Kelly’s directory of 1899 named the matron as Miss Seath and on the 1901 Glynde census two members of staff, Mary G Leedes, aged 36, described as a hospital nurse, born in Cambridgeshire, and Margaret A Eden, 18, domestic servant, born in Teddington, Oxford, lived at the Home with seven children from London:- Margaret Lane, 12, Edith Blight, 13, Edith Marsh, 8, Charles Trusly, 8, John Newell, 6, George Bland, 6, and Alfred Warburton, 3.

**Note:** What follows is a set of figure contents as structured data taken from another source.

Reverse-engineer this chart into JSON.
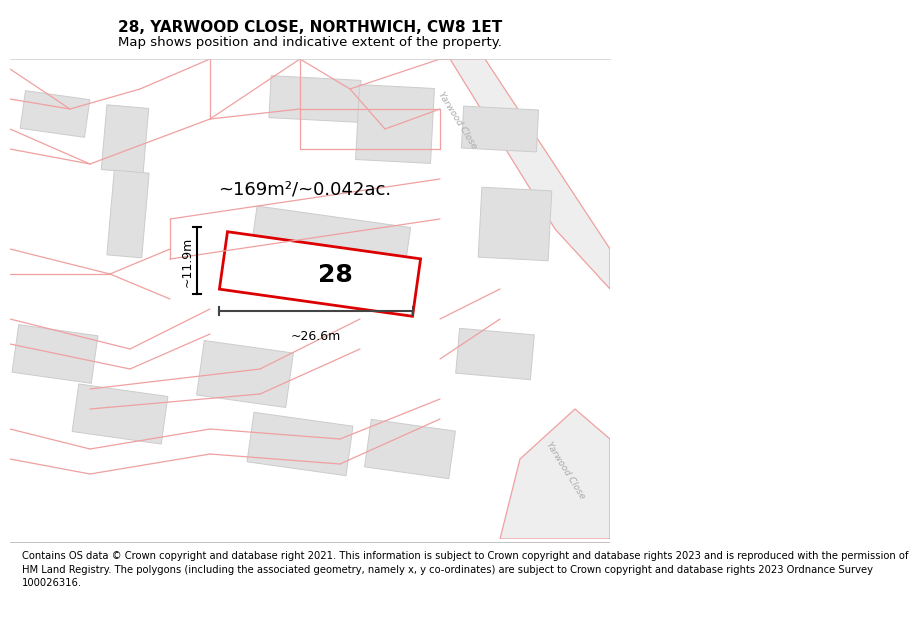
{
  "title": "28, YARWOOD CLOSE, NORTHWICH, CW8 1ET",
  "subtitle": "Map shows position and indicative extent of the property.",
  "footer_lines": [
    "Contains OS data © Crown copyright and database right 2021. This information is subject to Crown copyright and database rights 2023 and is reproduced with the permission of",
    "HM Land Registry. The polygons (including the associated geometry, namely x, y co-ordinates) are subject to Crown copyright and database rights 2023 Ordnance Survey",
    "100026316."
  ],
  "map_bg": "#f8f8f8",
  "road_color": "#f0a0a0",
  "road_fill": "#eeeeee",
  "building_fill": "#e0e0e0",
  "building_edge": "#cccccc",
  "highlight_color": "#dd0000",
  "highlight_fill": "#ffffff",
  "area_text": "~169m²/~0.042ac.",
  "number_text": "28",
  "dim_width": "~26.6m",
  "dim_height": "~11.9m",
  "road_label": "Yarwood Close",
  "title_fontsize": 11,
  "subtitle_fontsize": 9.5,
  "footer_fontsize": 7.2
}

In a newspaper report of a fete and bazaar held to raise funds for the Convalescent Home in 1901 the Matron was named as "Nurse M Leedes-Ennals" and in 1915 Miss Leedes-Ennals (presumably the same person as Mary G Leedes, above) was still the Matron.

Sometime near the end of, or just after, the Great War, the Home closed and became a private residence named Glynde Combe. The first private resident was probably Mrs Thomas Brand, the inspiration behind the Convalescent Home. She was the widow of Thomas Seymour Brand and mother of Humphrey Brand. Mrs Brand lived there until the second world war and the house, much enlarged, has remained a private house since.